His images also display an artistic understanding of composition – mountain ranges morph into startling abstract arrangements, monks appear like matinee idols. “At times a spear of light beating through the darkness of the temple discloses faces and figures as if one stood before apparitions,” he wrote about one dusty sanctuary. He caught intriguing details from another era: banknotes printed from woodcuts, tea stalls in the marketplace, paper prayer flags rustling their benediction in the wind.

But his objective was ethnographic. There is a curiosity for a culture largely hidden from the outside world: the monasteries and libraries, the culinary and musical traditions, the block-like functionalist buildings and the intricate costumes and crafts. These images are as educative as they are creative.

Maraini claimed that Tibet’s character was shaped by three things: butter, bones and silence. The butter was the product of the ubiquitous yaks. The bones were the sun-bleached remains of those animals, which peppered the landscape and were regarded as “a flower, a decoration, a comfort”. And then there was the silence which “dries the butter, pulverises the bones and leaves in the mind an inexpressible, dreamy sweetness.”

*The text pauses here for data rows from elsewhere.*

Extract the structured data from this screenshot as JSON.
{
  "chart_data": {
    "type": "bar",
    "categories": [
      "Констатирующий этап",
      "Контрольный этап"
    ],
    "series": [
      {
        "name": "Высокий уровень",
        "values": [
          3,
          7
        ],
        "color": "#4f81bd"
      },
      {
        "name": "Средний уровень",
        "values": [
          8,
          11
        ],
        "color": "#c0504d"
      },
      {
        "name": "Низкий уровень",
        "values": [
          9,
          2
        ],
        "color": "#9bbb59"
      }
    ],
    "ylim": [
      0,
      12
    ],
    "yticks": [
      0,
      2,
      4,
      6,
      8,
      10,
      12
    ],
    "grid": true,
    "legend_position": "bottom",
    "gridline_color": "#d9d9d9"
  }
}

But, while Maraini was looking at the Tibetans they were also looking at him. “To them we represent the exotic in reverse – the exotic of aeroplanes, cameras, clocks, penicillin, a world of controllable, repeatable miracles,” he observed. The extraordinary collection of faces, vistas and scenes cocooned in this remarkable photobook fixes the meeting of two domains, the ancient and the modern, for a generation that can hardly fathom an existence of such hardship and serenity.